Inorganic Electrode Materials in High-Performance Energy Storage Devices

This Reprint focuses on the innovation, optimization, and application of inorganic electrode materials for high-performance energy storage, addressing key challenges in advanced energy storage technologies. It covers a diverse range of systems, including lithium–sulfur batteries, lithium-ion batteries, aqueous zinc-ion batteries, sodium-ion batteries, hybrid supercapacitors, and methanol-mediated water splitting. Featured research highlights cutting-edge strategies: structural engineering (hollow architectures, carbon nanofiber encapsulation, porous nanosheets), composition regulation (bimetallic synergistic effects, heteroatom doping, high-entropy alloying), and simplified scalable synthesis (EDTA-based synchronous carbonization–doping, two-step thermal annealing).
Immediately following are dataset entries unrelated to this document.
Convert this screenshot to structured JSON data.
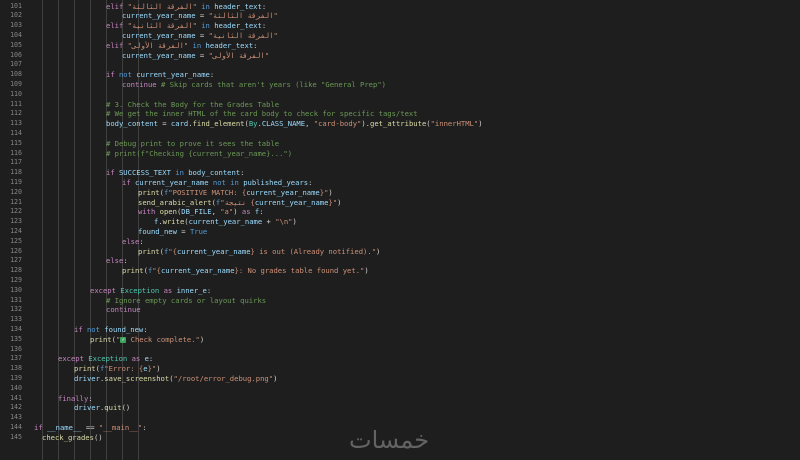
{
  "editor": {
    "lines": [
      {
        "n": "101",
        "indent": 9,
        "toks": [
          [
            "kw",
            "elif "
          ],
          [
            "str",
            "\"الفرقة الثالثة\""
          ],
          [
            "kwb",
            " in "
          ],
          [
            "var",
            "header_text"
          ],
          [
            "p",
            ":"
          ]
        ]
      },
      {
        "n": "102",
        "indent": 11,
        "toks": [
          [
            "var",
            "current_year_name"
          ],
          [
            "p",
            " = "
          ],
          [
            "str",
            "\"الفرقة الثالثة\""
          ]
        ]
      },
      {
        "n": "103",
        "indent": 9,
        "toks": [
          [
            "kw",
            "elif "
          ],
          [
            "str",
            "\"الفرقة الثانية\""
          ],
          [
            "kwb",
            " in "
          ],
          [
            "var",
            "header_text"
          ],
          [
            "p",
            ":"
          ]
        ]
      },
      {
        "n": "104",
        "indent": 11,
        "toks": [
          [
            "var",
            "current_year_name"
          ],
          [
            "p",
            " = "
          ],
          [
            "str",
            "\"الفرقة الثانية\""
          ]
        ]
      },
      {
        "n": "105",
        "indent": 9,
        "toks": [
          [
            "kw",
            "elif "
          ],
          [
            "str",
            "\"الفرقة الأولى\""
          ],
          [
            "kwb",
            " in "
          ],
          [
            "var",
            "header_text"
          ],
          [
            "p",
            ":"
          ]
        ]
      },
      {
        "n": "106",
        "indent": 11,
        "toks": [
          [
            "var",
            "current_year_name"
          ],
          [
            "p",
            " = "
          ],
          [
            "str",
            "\"الفرقة الأولى\""
          ]
        ]
      },
      {
        "n": "107",
        "indent": 0,
        "toks": []
      },
      {
        "n": "108",
        "indent": 9,
        "toks": [
          [
            "kw",
            "if "
          ],
          [
            "kwb",
            "not "
          ],
          [
            "var",
            "current_year_name"
          ],
          [
            "p",
            ":"
          ]
        ]
      },
      {
        "n": "109",
        "indent": 11,
        "toks": [
          [
            "kw",
            "continue "
          ],
          [
            "cmt",
            "# Skip cards that aren't years (like \"General Prep\")"
          ]
        ]
      },
      {
        "n": "110",
        "indent": 0,
        "toks": []
      },
      {
        "n": "111",
        "indent": 9,
        "toks": [
          [
            "cmt",
            "# 3. Check the Body for the Grades Table"
          ]
        ]
      },
      {
        "n": "112",
        "indent": 9,
        "toks": [
          [
            "cmt",
            "# We get the inner HTML of the card body to check for specific tags/text"
          ]
        ]
      },
      {
        "n": "113",
        "indent": 9,
        "toks": [
          [
            "var",
            "body_content"
          ],
          [
            "p",
            " = "
          ],
          [
            "var",
            "card"
          ],
          [
            "p",
            "."
          ],
          [
            "fn",
            "find_element"
          ],
          [
            "p",
            "("
          ],
          [
            "cls",
            "By"
          ],
          [
            "p",
            "."
          ],
          [
            "var",
            "CLASS_NAME"
          ],
          [
            "p",
            ", "
          ],
          [
            "str",
            "\"card-body\""
          ],
          [
            "p",
            ")."
          ],
          [
            "fn",
            "get_attribute"
          ],
          [
            "p",
            "("
          ],
          [
            "str",
            "\"innerHTML\""
          ],
          [
            "p",
            ")"
          ]
        ]
      },
      {
        "n": "114",
        "indent": 0,
        "toks": []
      },
      {
        "n": "115",
        "indent": 9,
        "toks": [
          [
            "cmt",
            "# Debug print to prove it sees the table"
          ]
        ]
      },
      {
        "n": "116",
        "indent": 9,
        "toks": [
          [
            "cmt",
            "# print(f\"Checking {current_year_name}...\")"
          ]
        ]
      },
      {
        "n": "117",
        "indent": 0,
        "toks": []
      },
      {
        "n": "118",
        "indent": 9,
        "toks": [
          [
            "kw",
            "if "
          ],
          [
            "var",
            "SUCCESS_TEXT"
          ],
          [
            "kwb",
            " in "
          ],
          [
            "var",
            "body_content"
          ],
          [
            "p",
            ":"
          ]
        ]
      },
      {
        "n": "119",
        "indent": 11,
        "toks": [
          [
            "kw",
            "if "
          ],
          [
            "var",
            "current_year_name"
          ],
          [
            "kwb",
            " not in "
          ],
          [
            "var",
            "published_years"
          ],
          [
            "p",
            ":"
          ]
        ]
      },
      {
        "n": "120",
        "indent": 13,
        "toks": [
          [
            "fn",
            "print"
          ],
          [
            "p",
            "("
          ],
          [
            "kwb",
            "f"
          ],
          [
            "str",
            "\"POSITIVE MATCH: {"
          ],
          [
            "var",
            "current_year_name"
          ],
          [
            "str",
            "}\""
          ],
          [
            "p",
            ")"
          ]
        ]
      },
      {
        "n": "121",
        "indent": 13,
        "toks": [
          [
            "fn",
            "send_arabic_alert"
          ],
          [
            "p",
            "("
          ],
          [
            "kwb",
            "f"
          ],
          [
            "str",
            "\"نتيجة {"
          ],
          [
            "var",
            "current_year_name"
          ],
          [
            "str",
            "}\""
          ],
          [
            "p",
            ")"
          ]
        ]
      },
      {
        "n": "122",
        "indent": 13,
        "toks": [
          [
            "kw",
            "with "
          ],
          [
            "fn",
            "open"
          ],
          [
            "p",
            "("
          ],
          [
            "var",
            "DB_FILE"
          ],
          [
            "p",
            ", "
          ],
          [
            "str",
            "\"a\""
          ],
          [
            "p",
            ") "
          ],
          [
            "kw",
            "as "
          ],
          [
            "var",
            "f"
          ],
          [
            "p",
            ":"
          ]
        ]
      },
      {
        "n": "123",
        "indent": 15,
        "toks": [
          [
            "var",
            "f"
          ],
          [
            "p",
            "."
          ],
          [
            "fn",
            "write"
          ],
          [
            "p",
            "("
          ],
          [
            "var",
            "current_year_name"
          ],
          [
            "p",
            " + "
          ],
          [
            "str",
            "\"\\n\""
          ],
          [
            "p",
            ")"
          ]
        ]
      },
      {
        "n": "124",
        "indent": 13,
        "toks": [
          [
            "var",
            "found_new"
          ],
          [
            "p",
            " = "
          ],
          [
            "kwb",
            "True"
          ]
        ]
      },
      {
        "n": "125",
        "indent": 11,
        "toks": [
          [
            "kw",
            "else"
          ],
          [
            "p",
            ":"
          ]
        ]
      },
      {
        "n": "126",
        "indent": 13,
        "toks": [
          [
            "fn",
            "print"
          ],
          [
            "p",
            "("
          ],
          [
            "kwb",
            "f"
          ],
          [
            "str",
            "\"{"
          ],
          [
            "var",
            "current_year_name"
          ],
          [
            "str",
            "} is out (Already notified).\""
          ],
          [
            "p",
            ")"
          ]
        ]
      },
      {
        "n": "127",
        "indent": 9,
        "toks": [
          [
            "kw",
            "else"
          ],
          [
            "p",
            ":"
          ]
        ]
      },
      {
        "n": "128",
        "indent": 11,
        "toks": [
          [
            "fn",
            "print"
          ],
          [
            "p",
            "("
          ],
          [
            "kwb",
            "f"
          ],
          [
            "str",
            "\"{"
          ],
          [
            "var",
            "current_year_name"
          ],
          [
            "str",
            "}: No grades table found yet.\""
          ],
          [
            "p",
            ")"
          ]
        ]
      },
      {
        "n": "129",
        "indent": 0,
        "toks": []
      },
      {
        "n": "130",
        "indent": 7,
        "toks": [
          [
            "kw",
            "except "
          ],
          [
            "cls",
            "Exception"
          ],
          [
            "kw",
            " as "
          ],
          [
            "var",
            "inner_e"
          ],
          [
            "p",
            ":"
          ]
        ]
      },
      {
        "n": "131",
        "indent": 9,
        "toks": [
          [
            "cmt",
            "# Ignore empty cards or layout quirks"
          ]
        ]
      },
      {
        "n": "132",
        "indent": 9,
        "toks": [
          [
            "kw",
            "continue"
          ]
        ]
      },
      {
        "n": "133",
        "indent": 0,
        "toks": []
      },
      {
        "n": "134",
        "indent": 5,
        "toks": [
          [
            "kw",
            "if "
          ],
          [
            "kwb",
            "not "
          ],
          [
            "var",
            "found_new"
          ],
          [
            "p",
            ":"
          ]
        ]
      },
      {
        "n": "135",
        "indent": 7,
        "toks": [
          [
            "fn",
            "print"
          ],
          [
            "p",
            "("
          ],
          [
            "str",
            "\""
          ],
          [
            "emoji",
            "✓"
          ],
          [
            "str",
            " Check complete.\""
          ],
          [
            "p",
            ")"
          ]
        ]
      },
      {
        "n": "136",
        "indent": 0,
        "toks": []
      },
      {
        "n": "137",
        "indent": 3,
        "toks": [
          [
            "kw",
            "except "
          ],
          [
            "cls",
            "Exception"
          ],
          [
            "kw",
            " as "
          ],
          [
            "var",
            "e"
          ],
          [
            "p",
            ":"
          ]
        ]
      },
      {
        "n": "138",
        "indent": 5,
        "toks": [
          [
            "fn",
            "print"
          ],
          [
            "p",
            "("
          ],
          [
            "kwb",
            "f"
          ],
          [
            "str",
            "\"Error: {"
          ],
          [
            "var",
            "e"
          ],
          [
            "str",
            "}\""
          ],
          [
            "p",
            ")"
          ]
        ]
      },
      {
        "n": "139",
        "indent": 5,
        "toks": [
          [
            "var",
            "driver"
          ],
          [
            "p",
            "."
          ],
          [
            "fn",
            "save_screenshot"
          ],
          [
            "p",
            "("
          ],
          [
            "str",
            "\"/root/error_debug.png\""
          ],
          [
            "p",
            ")"
          ]
        ]
      },
      {
        "n": "140",
        "indent": 0,
        "toks": []
      },
      {
        "n": "141",
        "indent": 3,
        "toks": [
          [
            "kw",
            "finally"
          ],
          [
            "p",
            ":"
          ]
        ]
      },
      {
        "n": "142",
        "indent": 5,
        "toks": [
          [
            "var",
            "driver"
          ],
          [
            "p",
            "."
          ],
          [
            "fn",
            "quit"
          ],
          [
            "p",
            "()"
          ]
        ]
      },
      {
        "n": "143",
        "indent": 0,
        "toks": []
      },
      {
        "n": "144",
        "indent": 0,
        "toks": [
          [
            "kw",
            "if "
          ],
          [
            "var",
            "__name__"
          ],
          [
            "p",
            " == "
          ],
          [
            "str",
            "\"__main__\""
          ],
          [
            "p",
            ":"
          ]
        ]
      },
      {
        "n": "145",
        "indent": 1,
        "toks": [
          [
            "fn",
            "check_grades"
          ],
          [
            "p",
            "()"
          ]
        ]
      }
    ]
  },
  "watermark": {
    "text": "خمسات"
  },
  "colors": {
    "background": "#1e1e1e",
    "keyword": "#c586c0",
    "builtin": "#569cd6",
    "function": "#dcdcaa",
    "variable": "#9cdcfe",
    "string": "#ce9178",
    "comment": "#6a9955",
    "class": "#4ec9b0"
  }
}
The collected works report remarkable performance breakthroughs—such as long-cycle stability for sodium-ion battery anodes, high-rate capability for lithium-ion battery electrodes, and low overpotential for water-splitting catalysts—while elucidating critical structure–performance relationships. This Reprint serves as a concise, authoritative resource for researchers and engineers, facilitating knowledge exchange on inorganic electrode materials and accelerating the translation of fundamental research into practical, sustainable energy storage solutions.